Unincorporated community in Wisconsin, United States

March Rapids is an unincorporated community located in the town of Eau Pleine, Marathon County, Wisconsin, United States.

==History==
In 1877, J. B. Holmes and B. D. Holmes built a mill to saw lumber and shingles at the site of March Rapids on the Big Eau Pleine River in the pine forest of central Wisconsin. A village named Hope formed around the mill, with possibly 75 inhabitants.

In 1887 the mill was bought by Thomas March, who had grown up in New York and had run mills in nearby Spencer. In 1891 a logging railroad reached the town and began hauling out as many as five carloads of lumber a day. A post office was established with the name March. But a flood in December damaged the operation and in May the dam washed out, losing many sawlogs.

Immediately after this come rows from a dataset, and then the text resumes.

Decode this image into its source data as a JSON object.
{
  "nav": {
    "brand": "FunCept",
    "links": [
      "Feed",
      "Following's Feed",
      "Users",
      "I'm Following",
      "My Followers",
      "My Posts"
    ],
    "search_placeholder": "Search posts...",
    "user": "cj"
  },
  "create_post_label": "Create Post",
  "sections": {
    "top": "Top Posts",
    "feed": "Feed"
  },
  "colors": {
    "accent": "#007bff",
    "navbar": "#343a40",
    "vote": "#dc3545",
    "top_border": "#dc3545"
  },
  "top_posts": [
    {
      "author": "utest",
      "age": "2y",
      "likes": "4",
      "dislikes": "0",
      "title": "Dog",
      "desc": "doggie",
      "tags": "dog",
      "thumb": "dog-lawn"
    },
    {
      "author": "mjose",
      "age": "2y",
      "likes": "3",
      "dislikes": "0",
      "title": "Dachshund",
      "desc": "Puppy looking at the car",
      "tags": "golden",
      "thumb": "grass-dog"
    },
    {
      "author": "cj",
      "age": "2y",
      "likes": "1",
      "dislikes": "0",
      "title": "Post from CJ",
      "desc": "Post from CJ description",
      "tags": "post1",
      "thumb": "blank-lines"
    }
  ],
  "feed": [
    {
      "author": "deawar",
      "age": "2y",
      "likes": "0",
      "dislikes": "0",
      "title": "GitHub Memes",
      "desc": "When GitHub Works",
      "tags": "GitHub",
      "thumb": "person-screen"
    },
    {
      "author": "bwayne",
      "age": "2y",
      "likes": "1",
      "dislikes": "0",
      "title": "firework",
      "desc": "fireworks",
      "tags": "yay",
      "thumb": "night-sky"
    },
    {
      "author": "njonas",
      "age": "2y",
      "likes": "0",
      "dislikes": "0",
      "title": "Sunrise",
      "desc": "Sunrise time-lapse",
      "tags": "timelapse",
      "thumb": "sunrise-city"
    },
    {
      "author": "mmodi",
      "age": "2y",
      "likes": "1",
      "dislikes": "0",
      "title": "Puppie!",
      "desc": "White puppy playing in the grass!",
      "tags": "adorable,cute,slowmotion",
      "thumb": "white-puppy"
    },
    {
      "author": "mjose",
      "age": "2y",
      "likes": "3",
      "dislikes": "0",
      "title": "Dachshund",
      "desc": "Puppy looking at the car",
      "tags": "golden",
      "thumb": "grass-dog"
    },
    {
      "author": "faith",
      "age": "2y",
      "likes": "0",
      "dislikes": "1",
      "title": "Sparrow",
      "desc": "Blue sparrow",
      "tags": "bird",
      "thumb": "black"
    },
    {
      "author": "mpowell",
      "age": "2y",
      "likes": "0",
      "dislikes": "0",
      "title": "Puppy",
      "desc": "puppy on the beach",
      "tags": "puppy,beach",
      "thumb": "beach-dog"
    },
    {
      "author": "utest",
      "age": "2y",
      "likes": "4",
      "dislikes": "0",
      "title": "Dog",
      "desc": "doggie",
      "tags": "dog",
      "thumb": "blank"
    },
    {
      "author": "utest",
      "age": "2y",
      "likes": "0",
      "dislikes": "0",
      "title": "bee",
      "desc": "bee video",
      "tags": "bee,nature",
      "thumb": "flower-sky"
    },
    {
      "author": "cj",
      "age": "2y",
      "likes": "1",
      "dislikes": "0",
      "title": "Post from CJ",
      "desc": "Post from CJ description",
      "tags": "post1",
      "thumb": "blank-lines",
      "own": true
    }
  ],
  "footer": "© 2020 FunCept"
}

In late 1892 Thomas March sold the mill to Doud & Sons, a barrel-making enterprise with factories in Winona, Rudolph and Pittsville. They added machines to make staves and headings for barrels. By 1897 they were shipping most of the headings, staves and lumber to Superior, where Doud operated a barrel factory. The town grew to around 200 residents, with a general store, hotel, butcher, two saloons, shoemaker, blacksmith, dance hall, church and school.

In 1905 the Wisconsin Central Railroad decided to pull up the tracks that had carried out March Rapids' products, despite Doud's objections. Doud and Sons obtained two early tractors to tow wagons of lumber out to the railroad at Stratford. This worked well until 1911, when the bridge at Noisy Creek collapsed under the steam-pull tractor and two operators were killed.

In 1913 a disastrous fire destroyed the entire mill. Doud replaced it with a more modern mill with a band saw and electric lights. In 1914 Doud built its own railroad from March Rapids five miles to Staadt to haul out logs.

But the timber ran out. The mills shut down. In 1921 the population was down to 100. Today all that remains of Marsh Rapids is a park where County P crosses the Big Eau Pleine River, with a picnic area and a historical marker.